The integration of visual cues has revitalized the performance of the target
speech extraction task, elevating it to the forefront of the field.
Nevertheless, this multi-modal learning paradigm often encounters the challenge
of modality imbalance. In audio-visual target speech extraction tasks, the
audio modality tends to dominate, potentially overshadowing the importance of
visual guidance. To tackle this issue, we propose AVSepChain, drawing
inspiration from the speech chain concept. Our approach partitions the
audio-visual target speech extraction task into two stages: speech perception
and speech production. In the speech perception stage, audio serves as the
dominant modality, while visual information acts as the conditional modality.
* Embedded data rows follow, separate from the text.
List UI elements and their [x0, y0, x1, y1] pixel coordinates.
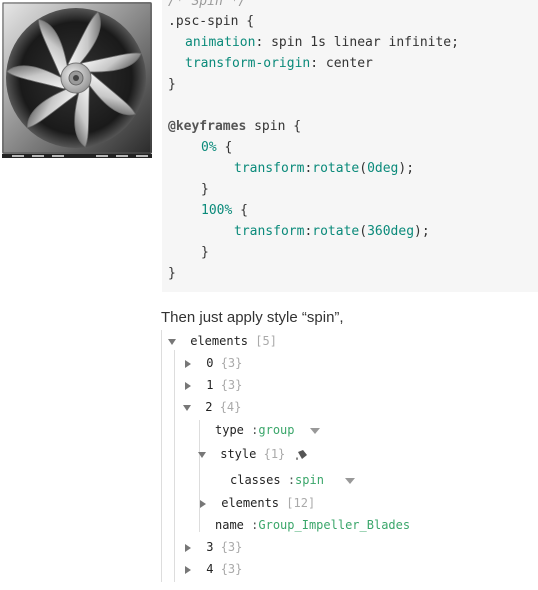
code-value: spin 1s linear infinite;	[263, 35, 459, 50]
code-close: }	[201, 182, 209, 197]
expand-arrow-icon[interactable]	[168, 338, 176, 345]
dropdown-arrow-icon[interactable]	[309, 427, 320, 434]
tree-guide	[199, 420, 200, 532]
tree-key: elements	[221, 496, 280, 510]
property-tree: elements [5] 0 {3} 1 {3} 2 {4} type :gro…	[161, 330, 538, 582]
code-keyframes-line: @keyframes spin {	[168, 119, 301, 134]
tree-prop-type[interactable]: type :group	[215, 421, 320, 439]
tree-key: name	[215, 518, 244, 532]
fan-image	[2, 2, 152, 158]
tree-node-style[interactable]: style {1}	[198, 445, 309, 463]
css-code-block: /* Spin */ .psc-spin { animation: spin 1…	[162, 0, 538, 292]
code-comment: /* Spin */	[168, 0, 247, 9]
tree-node-item[interactable]: 0 {3}	[185, 354, 242, 372]
code-pct: 0%	[201, 140, 217, 155]
tree-node-item[interactable]: 4 {3}	[185, 560, 242, 578]
code-close: }	[168, 77, 176, 92]
tree-key: 3	[206, 540, 214, 554]
tree-key: 4	[206, 562, 214, 576]
code-fn: rotate	[312, 224, 360, 239]
tree-count: [5]	[255, 334, 277, 348]
tree-key: elements	[190, 334, 249, 348]
tree-key: 0	[206, 356, 214, 370]
code-from-line: 0% {	[201, 140, 232, 155]
collapse-arrow-icon[interactable]	[185, 381, 191, 390]
tree-value[interactable]: Group_Impeller_Blades	[258, 518, 410, 532]
tree-count: {3}	[220, 562, 243, 576]
code-deg: 0deg	[367, 161, 399, 176]
tree-key: classes	[230, 473, 281, 487]
tree-guide	[174, 350, 175, 582]
collapse-arrow-icon[interactable]	[185, 543, 191, 552]
tree-value[interactable]: spin	[295, 473, 324, 487]
tree-key: type	[215, 423, 244, 437]
tree-key: style	[220, 447, 257, 461]
code-animation-line: animation: spin 1s linear infinite;	[185, 35, 459, 50]
code-value: center	[318, 56, 373, 71]
code-prop: animation	[185, 35, 256, 50]
tree-count: {3}	[220, 540, 243, 554]
code-prop: transform-origin	[185, 56, 311, 71]
code-transform-from: transform:rotate(0deg);	[234, 161, 415, 176]
code-origin-line: transform-origin: center	[185, 56, 373, 71]
collapse-arrow-icon[interactable]	[200, 499, 206, 508]
tree-prop-classes[interactable]: classes :spin	[230, 471, 356, 489]
code-deg: 360deg	[367, 224, 415, 239]
tree-node-item[interactable]: 3 {3}	[185, 538, 242, 556]
code-keyframes-name: spin {	[246, 119, 302, 134]
code-prop: transform	[234, 224, 305, 239]
tree-node-elements[interactable]: elements [5]	[168, 332, 277, 350]
tree-node-item[interactable]: 2 {4}	[183, 398, 241, 416]
tree-count: [12]	[286, 496, 316, 510]
fan-graphic	[2, 2, 152, 158]
tree-count: {4}	[219, 400, 242, 414]
code-keyword: @keyframes	[168, 119, 247, 134]
code-close: }	[201, 245, 209, 260]
code-transform-to: transform:rotate(360deg);	[234, 224, 430, 239]
code-to-line: 100% {	[201, 203, 248, 218]
code-selector: .psc-spin {	[168, 14, 255, 29]
code-pct: 100%	[201, 203, 233, 218]
tree-key: 1	[206, 378, 214, 392]
instruction-text: Then just apply style “spin”,	[161, 309, 344, 326]
code-close: }	[168, 266, 176, 281]
tree-prop-name[interactable]: name :Group_Impeller_Blades	[215, 516, 410, 534]
tree-count: {1}	[263, 447, 286, 461]
paint-bucket-icon[interactable]	[295, 449, 309, 461]
tree-count: {3}	[220, 378, 243, 392]
tree-node-item[interactable]: 1 {3}	[185, 376, 242, 394]
tree-key: 2	[205, 400, 213, 414]
tree-guide	[161, 330, 162, 582]
dropdown-arrow-icon[interactable]	[345, 477, 356, 484]
code-brace: {	[232, 203, 248, 218]
code-fn: rotate	[312, 161, 360, 176]
collapse-arrow-icon[interactable]	[185, 565, 191, 574]
expand-arrow-icon[interactable]	[198, 451, 206, 458]
tree-value[interactable]: group	[258, 423, 294, 437]
code-prop: transform	[234, 161, 305, 176]
expand-arrow-icon[interactable]	[183, 404, 191, 411]
tree-count: {3}	[220, 356, 243, 370]
code-brace: {	[216, 140, 233, 155]
collapse-arrow-icon[interactable]	[185, 359, 191, 368]
tree-node-elements-nested[interactable]: elements [12]	[200, 494, 315, 512]
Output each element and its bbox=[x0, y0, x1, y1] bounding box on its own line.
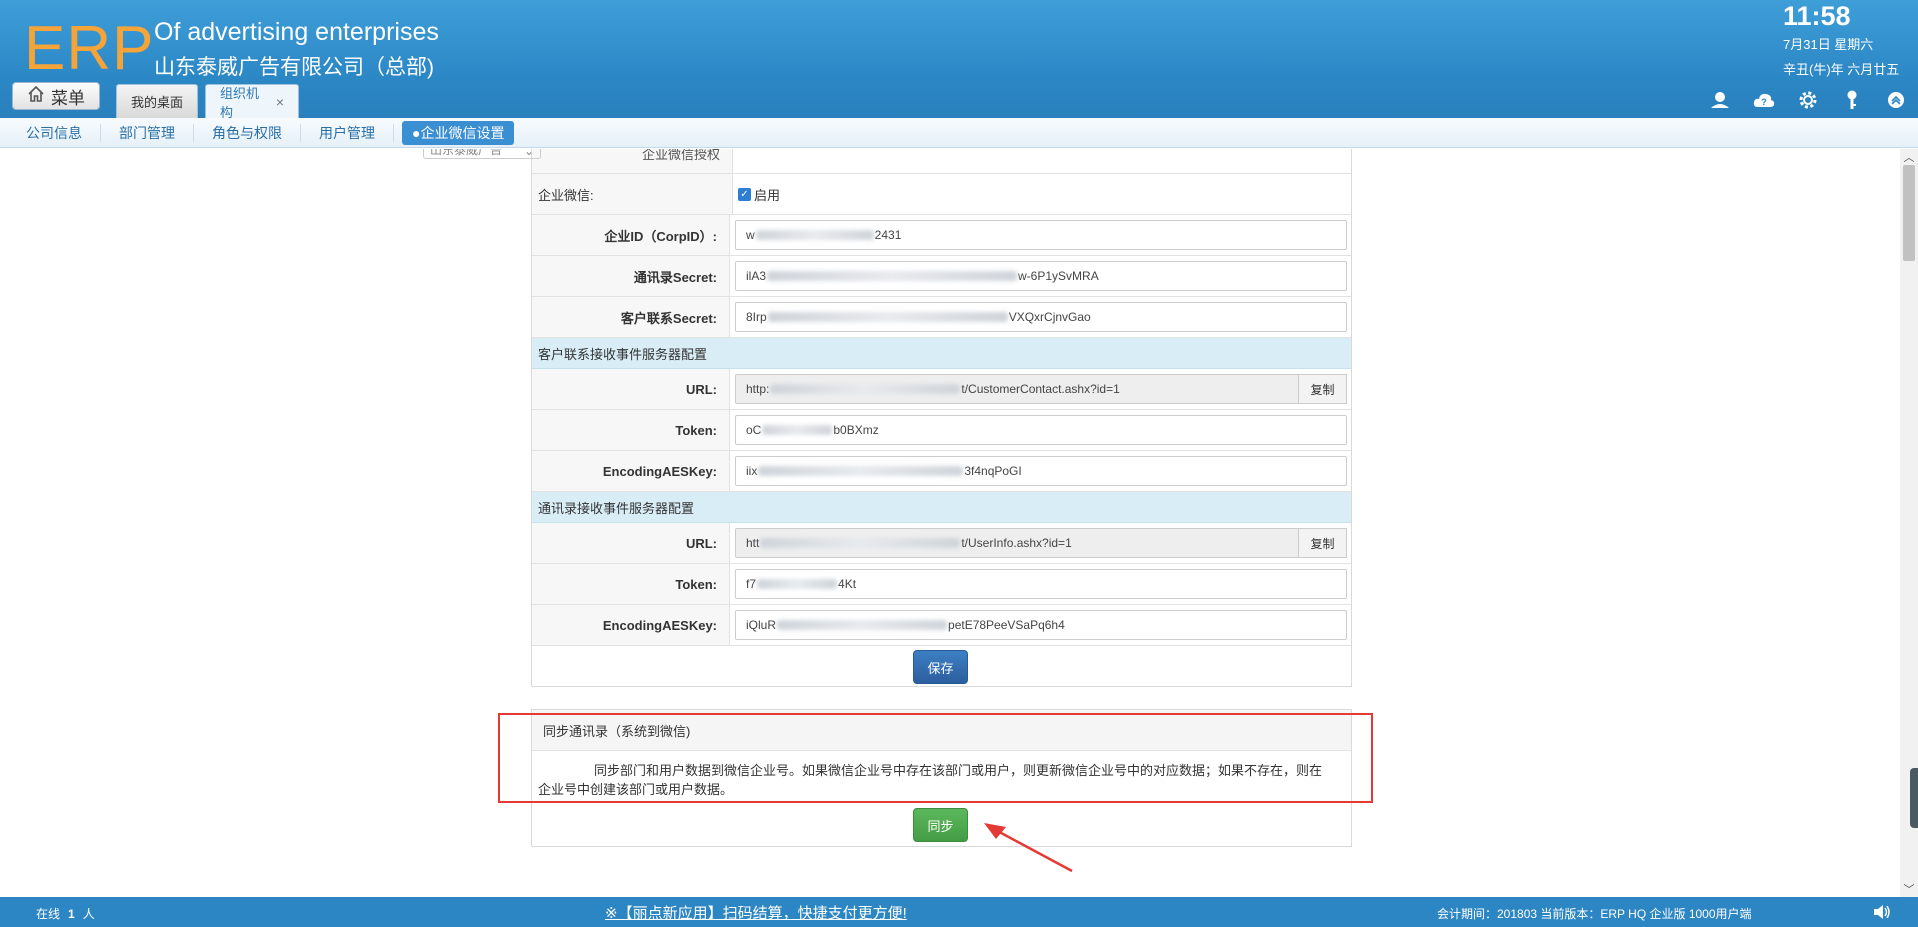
customer-token-input[interactable]: oC b0BXmz bbox=[735, 415, 1347, 445]
clock-date: 7月31日 星期六 bbox=[1783, 37, 1874, 52]
company-name-en: Of advertising enterprises bbox=[154, 18, 439, 46]
key-icon[interactable] bbox=[1840, 88, 1864, 112]
cloud-help-icon[interactable]: ? bbox=[1752, 88, 1776, 112]
contacts-aes-input[interactable]: iQluR petE78PeeVSaPq6h4 bbox=[735, 610, 1347, 640]
collapse-up-icon[interactable] bbox=[1884, 88, 1908, 112]
status-bar: 在线 1 人 ※【丽点新应用】扫码结算，快捷支付更方便! 会计期间：201803 当… bbox=[0, 897, 1918, 927]
sync-description: 同步部门和用户数据到微信企业号。如果微信企业号中存在该部门或用户，则更新微信企业… bbox=[538, 763, 1323, 797]
field-label: 客户联系Secret: bbox=[620, 310, 717, 326]
subnav-wechat-settings[interactable]: ●企业微信设置 bbox=[402, 120, 515, 145]
field-label: Token: bbox=[675, 576, 717, 592]
sub-navigation: 公司信息 部门管理 角色与权限 用户管理 ●企业微信设置 bbox=[0, 118, 1918, 148]
clock-lunar-date: 辛丑(牛)年 六月廿五 bbox=[1783, 62, 1900, 77]
scroll-down-icon[interactable]: ﹀ bbox=[1900, 881, 1918, 897]
main-menu-button[interactable]: 菜单 bbox=[12, 82, 100, 110]
contacts-callback-section-header: 通讯录接收事件服务器配置 bbox=[532, 492, 1351, 523]
main-menu-label: 菜单 bbox=[51, 88, 85, 108]
field-label: 企业微信授权 bbox=[532, 149, 733, 173]
sync-button[interactable]: 同步 bbox=[913, 808, 968, 842]
close-tab-icon[interactable]: × bbox=[276, 94, 284, 110]
company-name-cn: 山东泰威广告有限公司（总部) bbox=[154, 56, 434, 79]
gear-icon[interactable] bbox=[1796, 88, 1820, 112]
field-label: EncodingAESKey: bbox=[602, 617, 717, 633]
subnav-company-info[interactable]: 公司信息 bbox=[8, 123, 101, 142]
field-label: 通讯录Secret: bbox=[633, 269, 717, 285]
form-row-corpid: 企业ID（CorpID）: w 2431 bbox=[532, 215, 1351, 256]
field-label: 企业微信: bbox=[532, 174, 733, 214]
svg-text:?: ? bbox=[1761, 97, 1767, 107]
version-info: 会计期间：201803 当前版本：ERP HQ 企业版 1000用户端 bbox=[1437, 907, 1752, 921]
subnav-department[interactable]: 部门管理 bbox=[101, 123, 194, 142]
chevron-down-icon: ⌄ bbox=[523, 149, 534, 158]
field-label: URL: bbox=[685, 535, 717, 551]
field-label: 企业ID（CorpID）: bbox=[604, 228, 717, 244]
scroll-up-icon[interactable]: ︿ bbox=[1900, 149, 1918, 165]
speaker-icon[interactable] bbox=[1872, 903, 1892, 924]
tab-label: 我的桌面 bbox=[131, 95, 184, 110]
tab-organization[interactable]: 组织机构 × bbox=[205, 84, 299, 120]
subnav-roles[interactable]: 角色与权限 bbox=[194, 123, 301, 142]
form-row-customer-token: Token: oC b0BXmz bbox=[532, 410, 1351, 451]
scrollbar-thumb[interactable] bbox=[1903, 165, 1915, 261]
form-row-authorization: 企业微信授权 山东泰威广告 ⌄ bbox=[423, 149, 1351, 174]
field-label: EncodingAESKey: bbox=[602, 463, 717, 479]
contacts-url-input[interactable]: htt t/UserInfo.ashx?id=1 bbox=[735, 528, 1299, 558]
copy-customer-url-button[interactable]: 复制 bbox=[1299, 374, 1347, 404]
clock-time: 11:58 bbox=[1783, 1, 1851, 31]
save-button[interactable]: 保存 bbox=[913, 650, 968, 684]
wechat-settings-form: 企业微信授权 山东泰威广告 ⌄ 企业微信: ✓ 启用 企业ID（CorpID）: … bbox=[423, 149, 1352, 687]
promo-link[interactable]: ※【丽点新应用】扫码结算，快捷支付更方便! bbox=[605, 902, 907, 923]
home-icon bbox=[27, 85, 45, 108]
sync-panel-title: 同步通讯录（系统到微信) bbox=[532, 710, 1351, 751]
form-row-contacts-url: URL: htt t/UserInfo.ashx?id=1 复制 bbox=[532, 523, 1351, 564]
form-row-customer-secret: 客户联系Secret: 8Irp VXQxrCjnvGao bbox=[532, 297, 1351, 338]
enable-checkbox-label: 启用 bbox=[754, 187, 781, 203]
side-panel-handle[interactable] bbox=[1910, 768, 1918, 828]
contacts-secret-input[interactable]: ilA3 w-6P1ySvMRA bbox=[735, 261, 1347, 291]
customer-secret-input[interactable]: 8Irp VXQxrCjnvGao bbox=[735, 302, 1347, 332]
field-label: URL: bbox=[685, 381, 717, 397]
corpid-input[interactable]: w 2431 bbox=[735, 220, 1347, 250]
form-row-wechat-enable: 企业微信: ✓ 启用 bbox=[532, 174, 1351, 215]
form-row-contacts-token: Token: f7 4Kt bbox=[532, 564, 1351, 605]
erp-logo: ERP bbox=[24, 14, 155, 83]
main-content: 企业微信授权 山东泰威广告 ⌄ 企业微信: ✓ 启用 企业ID（CorpID）: … bbox=[0, 149, 1900, 897]
customer-aes-input[interactable]: iix 3f4nqPoGI bbox=[735, 456, 1347, 486]
authorization-select[interactable]: 山东泰威广告 ⌄ bbox=[423, 149, 541, 159]
enable-checkbox[interactable]: ✓ bbox=[738, 187, 751, 201]
contacts-token-input[interactable]: f7 4Kt bbox=[735, 569, 1347, 599]
form-row-contacts-secret: 通讯录Secret: ilA3 w-6P1ySvMRA bbox=[532, 256, 1351, 297]
online-users: 在线 1 人 bbox=[36, 907, 95, 921]
tab-my-desktop[interactable]: 我的桌面 bbox=[116, 84, 198, 118]
pointer-arrow-icon bbox=[984, 823, 1073, 873]
customer-callback-section-header: 客户联系接收事件服务器配置 bbox=[532, 338, 1351, 369]
user-icon[interactable] bbox=[1708, 88, 1732, 112]
form-row-customer-aes: EncodingAESKey: iix 3f4nqPoGI bbox=[532, 451, 1351, 492]
copy-contacts-url-button[interactable]: 复制 bbox=[1299, 528, 1347, 558]
online-count: 1 bbox=[68, 907, 75, 921]
tab-label: 组织机构 bbox=[220, 85, 260, 120]
header-toolbar: ? bbox=[1708, 88, 1908, 112]
form-row-contacts-aes: EncodingAESKey: iQluR petE78PeeVSaPq6h4 bbox=[532, 605, 1351, 646]
form-row-customer-url: URL: http: t/CustomerContact.ashx?id=1 复制 bbox=[532, 369, 1351, 410]
field-label: Token: bbox=[675, 422, 717, 438]
app-header: ERP Of advertising enterprises 山东泰威广告有限公… bbox=[0, 0, 1918, 120]
customer-url-input[interactable]: http: t/CustomerContact.ashx?id=1 bbox=[735, 374, 1299, 404]
subnav-users[interactable]: 用户管理 bbox=[301, 123, 394, 142]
Conversely, in the speech production stage, the roles are reversed. This
transformation of modality status aims to alleviate the problem of modality
imbalance. Additionally, we introduce a contrastive semantic matching loss to
ensure that the semantic information conveyed by the generated speech aligns
with the semantic information conveyed by lip movements during the speech
production stage. Through extensive experiments conducted on multiple benchmark
datasets for audio-visual target speech extraction, we showcase the superior
performance achieved by our proposed method.

AVSepChain 是一种多模态学习方法，通过将音频 - 视觉目标语音提取任务分为两个阶段（语音感知和语音产生），改善了模态不平衡的问题，并引入了对比语义匹配损失函数来确保生成的语音与语音产生阶段的唇部运动所传达的语义信息一致，实验结果表明该方法在多个基准数据集上具有卓越的性能。